Question Type 3: Finding equation of a plane given the normal and a point Bootcamps

Find the scalar equation of the plane with normal vector $\mathbf{n} = (0,1,-2)$ passing through the point $A(3,4,5)$.

Find the scalar equation of the plane with normal vector $\mathbf{n} = (1,1,1)$ passing through the point $A(1,0,2)$.

Find the scalar equation of the plane with normal vector $\mathbf{n} = (2,3,1)$ passing through the point $A(4,5,1)$.

Find the scalar equation of the plane with normal vector $\mathbf{n} = (1,-2,3)$ passing through the point $A(2,0,-1)$.

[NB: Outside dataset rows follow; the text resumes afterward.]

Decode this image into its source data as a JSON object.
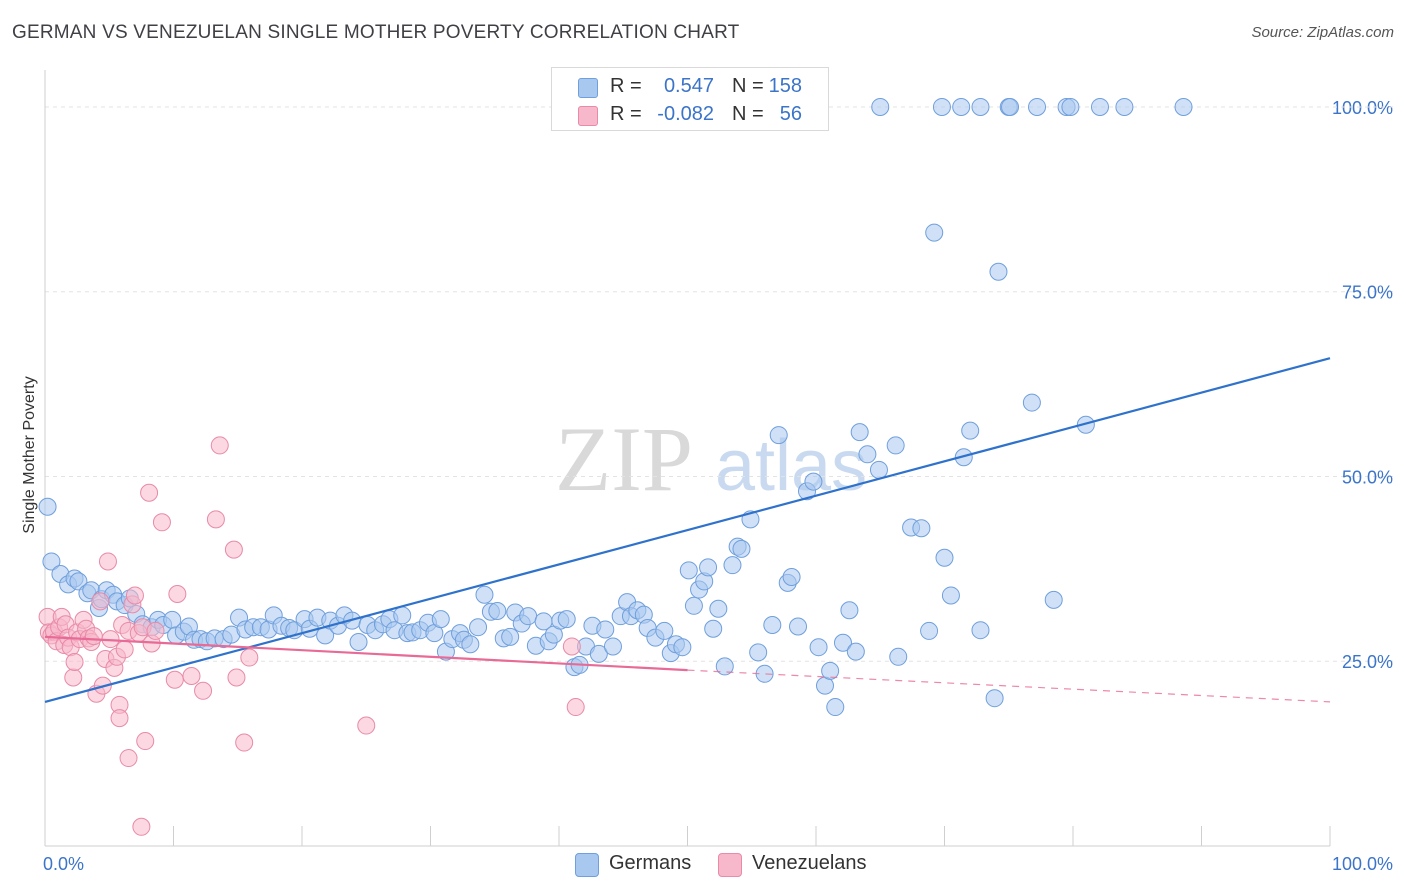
{
  "title": "GERMAN VS VENEZUELAN SINGLE MOTHER POVERTY CORRELATION CHART",
  "source": "Source: ZipAtlas.com",
  "watermark": {
    "zip": "ZIP",
    "atlas": "atlas"
  },
  "legend": {
    "rows": [
      {
        "r_label": "R =",
        "r_value": "0.547",
        "n_label": "N =",
        "n_value": "158",
        "color": "#a9c8f0"
      },
      {
        "r_label": "R =",
        "r_value": "-0.082",
        "n_label": "N =",
        "n_value": "56",
        "color": "#f7b8cb"
      }
    ]
  },
  "bottom_legend": [
    {
      "label": "Germans",
      "color": "#a9c8f0"
    },
    {
      "label": "Venezuelans",
      "color": "#f7b8cb"
    }
  ],
  "chart_data": {
    "type": "scatter",
    "ylabel": "Single Mother Poverty",
    "xlim": [
      0,
      100
    ],
    "ylim": [
      0,
      105
    ],
    "x_tick_labels": [
      "0.0%",
      "100.0%"
    ],
    "y_ticks": [
      {
        "value": 25,
        "label": "25.0%"
      },
      {
        "value": 50,
        "label": "50.0%"
      },
      {
        "value": 75,
        "label": "75.0%"
      },
      {
        "value": 100,
        "label": "100.0%"
      }
    ],
    "grid": true,
    "series": [
      {
        "name": "Germans",
        "color": "#a9c8f0",
        "stroke": "#6f9fdc",
        "line_color": "#2f72cc",
        "trend": {
          "x": [
            0,
            100
          ],
          "y": [
            19.5,
            66
          ]
        },
        "points": [
          [
            0.2,
            45.9
          ],
          [
            0.5,
            38.5
          ],
          [
            1.2,
            36.8
          ],
          [
            1.8,
            35.4
          ],
          [
            2.3,
            36.2
          ],
          [
            2.6,
            35.8
          ],
          [
            3.3,
            34.2
          ],
          [
            3.6,
            34.6
          ],
          [
            4.2,
            32.2
          ],
          [
            4.4,
            33.4
          ],
          [
            4.8,
            34.6
          ],
          [
            5.3,
            34.0
          ],
          [
            5.6,
            33.1
          ],
          [
            6.2,
            32.6
          ],
          [
            6.6,
            33.5
          ],
          [
            7.1,
            31.4
          ],
          [
            7.6,
            30.0
          ],
          [
            8.3,
            29.6
          ],
          [
            8.8,
            30.6
          ],
          [
            9.2,
            29.9
          ],
          [
            9.9,
            30.6
          ],
          [
            10.2,
            28.5
          ],
          [
            10.8,
            29.0
          ],
          [
            11.2,
            29.7
          ],
          [
            11.6,
            27.9
          ],
          [
            12.1,
            28.0
          ],
          [
            12.6,
            27.7
          ],
          [
            13.2,
            28.1
          ],
          [
            13.9,
            28.0
          ],
          [
            14.5,
            28.6
          ],
          [
            15.1,
            30.9
          ],
          [
            15.6,
            29.3
          ],
          [
            16.2,
            29.6
          ],
          [
            16.8,
            29.6
          ],
          [
            17.4,
            29.3
          ],
          [
            17.8,
            31.2
          ],
          [
            18.4,
            29.8
          ],
          [
            19.0,
            29.5
          ],
          [
            19.4,
            29.2
          ],
          [
            20.2,
            30.7
          ],
          [
            20.6,
            29.4
          ],
          [
            21.2,
            30.9
          ],
          [
            21.8,
            28.5
          ],
          [
            22.2,
            30.5
          ],
          [
            22.8,
            29.8
          ],
          [
            23.3,
            31.2
          ],
          [
            23.9,
            30.5
          ],
          [
            24.4,
            27.6
          ],
          [
            25.1,
            29.9
          ],
          [
            25.7,
            29.2
          ],
          [
            26.3,
            30.0
          ],
          [
            26.8,
            30.7
          ],
          [
            27.2,
            29.2
          ],
          [
            27.8,
            31.2
          ],
          [
            28.2,
            28.8
          ],
          [
            28.6,
            28.9
          ],
          [
            29.2,
            29.2
          ],
          [
            29.8,
            30.2
          ],
          [
            30.3,
            28.8
          ],
          [
            30.8,
            30.7
          ],
          [
            31.2,
            26.3
          ],
          [
            31.7,
            28.0
          ],
          [
            32.3,
            28.8
          ],
          [
            32.6,
            27.9
          ],
          [
            33.1,
            27.3
          ],
          [
            33.7,
            29.6
          ],
          [
            34.2,
            34.0
          ],
          [
            34.7,
            31.7
          ],
          [
            35.2,
            31.8
          ],
          [
            35.7,
            28.1
          ],
          [
            36.2,
            28.3
          ],
          [
            36.6,
            31.6
          ],
          [
            37.1,
            30.1
          ],
          [
            37.6,
            31.1
          ],
          [
            38.2,
            27.1
          ],
          [
            38.8,
            30.4
          ],
          [
            39.2,
            27.7
          ],
          [
            39.6,
            28.6
          ],
          [
            40.1,
            30.5
          ],
          [
            40.6,
            30.7
          ],
          [
            41.2,
            24.2
          ],
          [
            41.6,
            24.5
          ],
          [
            42.1,
            27.0
          ],
          [
            42.6,
            29.8
          ],
          [
            43.1,
            26.0
          ],
          [
            43.6,
            29.3
          ],
          [
            44.2,
            27.0
          ],
          [
            44.8,
            31.1
          ],
          [
            45.3,
            33.0
          ],
          [
            45.6,
            31.1
          ],
          [
            46.1,
            31.9
          ],
          [
            46.6,
            31.3
          ],
          [
            46.9,
            29.5
          ],
          [
            47.5,
            28.2
          ],
          [
            48.2,
            29.1
          ],
          [
            48.7,
            26.1
          ],
          [
            49.1,
            27.3
          ],
          [
            49.6,
            26.9
          ],
          [
            50.1,
            37.3
          ],
          [
            50.5,
            32.5
          ],
          [
            50.9,
            34.7
          ],
          [
            51.3,
            35.8
          ],
          [
            51.6,
            37.7
          ],
          [
            52.0,
            29.4
          ],
          [
            52.4,
            32.1
          ],
          [
            52.9,
            24.3
          ],
          [
            53.5,
            38.0
          ],
          [
            53.9,
            40.5
          ],
          [
            54.2,
            40.2
          ],
          [
            54.9,
            44.2
          ],
          [
            55.5,
            26.2
          ],
          [
            56.0,
            23.3
          ],
          [
            56.6,
            29.9
          ],
          [
            57.1,
            55.6
          ],
          [
            57.8,
            35.6
          ],
          [
            58.1,
            36.4
          ],
          [
            58.6,
            29.7
          ],
          [
            59.3,
            48.0
          ],
          [
            59.8,
            49.3
          ],
          [
            60.2,
            26.9
          ],
          [
            60.7,
            21.7
          ],
          [
            61.1,
            23.7
          ],
          [
            61.5,
            18.8
          ],
          [
            62.1,
            27.5
          ],
          [
            62.6,
            31.9
          ],
          [
            63.1,
            26.3
          ],
          [
            63.4,
            56.0
          ],
          [
            64.0,
            53.0
          ],
          [
            64.9,
            50.9
          ],
          [
            66.2,
            54.2
          ],
          [
            66.4,
            25.6
          ],
          [
            67.4,
            43.1
          ],
          [
            68.2,
            43.0
          ],
          [
            68.8,
            29.1
          ],
          [
            69.2,
            83.0
          ],
          [
            70.0,
            39.0
          ],
          [
            70.5,
            33.9
          ],
          [
            71.5,
            52.6
          ],
          [
            72.0,
            56.2
          ],
          [
            72.8,
            29.2
          ],
          [
            73.9,
            20.0
          ],
          [
            74.2,
            77.7
          ],
          [
            76.8,
            60.0
          ],
          [
            78.5,
            33.3
          ],
          [
            81.0,
            57.0
          ],
          [
            65.0,
            100
          ],
          [
            69.8,
            100
          ],
          [
            71.3,
            100
          ],
          [
            72.8,
            100
          ],
          [
            75.0,
            100
          ],
          [
            75.1,
            100
          ],
          [
            77.2,
            100
          ],
          [
            79.5,
            100
          ],
          [
            79.8,
            100
          ],
          [
            82.1,
            100
          ],
          [
            84.0,
            100
          ],
          [
            88.6,
            100
          ]
        ]
      },
      {
        "name": "Venezuelans",
        "color": "#f7b8cb",
        "stroke": "#e88aa8",
        "line_color": "#e86a96",
        "trend": {
          "x": [
            0,
            50
          ],
          "y": [
            28.3,
            23.8
          ]
        },
        "trend_dashed": {
          "x": [
            50,
            100
          ],
          "y": [
            23.8,
            19.5
          ]
        },
        "points": [
          [
            0.2,
            31.0
          ],
          [
            0.3,
            28.9
          ],
          [
            0.5,
            28.5
          ],
          [
            0.7,
            29.0
          ],
          [
            0.9,
            27.7
          ],
          [
            1.1,
            29.6
          ],
          [
            1.3,
            31.0
          ],
          [
            1.5,
            27.2
          ],
          [
            1.6,
            30.0
          ],
          [
            1.8,
            28.2
          ],
          [
            2.0,
            26.9
          ],
          [
            2.2,
            22.8
          ],
          [
            2.3,
            24.9
          ],
          [
            2.5,
            28.9
          ],
          [
            2.7,
            28.0
          ],
          [
            3.0,
            30.6
          ],
          [
            3.2,
            29.4
          ],
          [
            3.4,
            28.1
          ],
          [
            3.6,
            27.6
          ],
          [
            3.8,
            28.4
          ],
          [
            4.0,
            20.6
          ],
          [
            4.3,
            33.1
          ],
          [
            4.5,
            21.7
          ],
          [
            4.7,
            25.3
          ],
          [
            4.9,
            38.5
          ],
          [
            5.1,
            28.0
          ],
          [
            5.4,
            24.1
          ],
          [
            5.6,
            25.6
          ],
          [
            5.8,
            19.1
          ],
          [
            6.0,
            29.9
          ],
          [
            6.2,
            26.6
          ],
          [
            6.5,
            29.1
          ],
          [
            6.8,
            32.7
          ],
          [
            7.0,
            33.9
          ],
          [
            7.3,
            28.8
          ],
          [
            7.6,
            29.6
          ],
          [
            7.8,
            14.2
          ],
          [
            8.1,
            47.8
          ],
          [
            8.3,
            27.4
          ],
          [
            8.6,
            29.1
          ],
          [
            9.1,
            43.8
          ],
          [
            10.1,
            22.5
          ],
          [
            10.3,
            34.1
          ],
          [
            11.4,
            23.0
          ],
          [
            12.3,
            21.0
          ],
          [
            13.3,
            44.2
          ],
          [
            13.6,
            54.2
          ],
          [
            14.7,
            40.1
          ],
          [
            14.9,
            22.8
          ],
          [
            15.5,
            14.0
          ],
          [
            15.9,
            25.5
          ],
          [
            25.0,
            16.3
          ],
          [
            41.0,
            27.0
          ],
          [
            41.3,
            18.8
          ],
          [
            6.5,
            11.9
          ],
          [
            7.5,
            2.6
          ],
          [
            5.8,
            17.3
          ]
        ]
      }
    ]
  }
}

Find the scalar equation of the plane with normal vector $\mathbf{n} = (-4,3,0)$ passing through the point $A(0,2,1)$.

Find the scalar equation of the plane with normal vector $\mathbf{n} = (3,-3,6)$ passing through the point $A(2,5,-4)$.

Find the vector equation of the plane with normal vector $\mathbf{n} = (2,1,-1)$ passing through the point $A(1,2,3)$.

Find the scalar equation of the plane with normal vector $\mathbf{n} = (5,2,-3)$ passing through the point $A(1,-1,2)$.

Find the scalar equation of the plane with normal vector $\mathbf{n} = (7,0,-5)$ passing through the point $A(3,-2,4)$.

Find the vector equation of the plane with normal vector $\mathbf{n} = (0,4,5)$ passing through the point $A(-1,0,2)$.

Find the vector equation of the plane with normal vector $\mathbf{n} = (6,-2,3)$ passing through the point $A(4,4,4)$.

Find the scalar equation of the plane with normal vector $\mathbf{n} = \bigl(\tfrac12,\tfrac23,-\tfrac13\bigr)$ passing through the point $A(3,1,-2)$.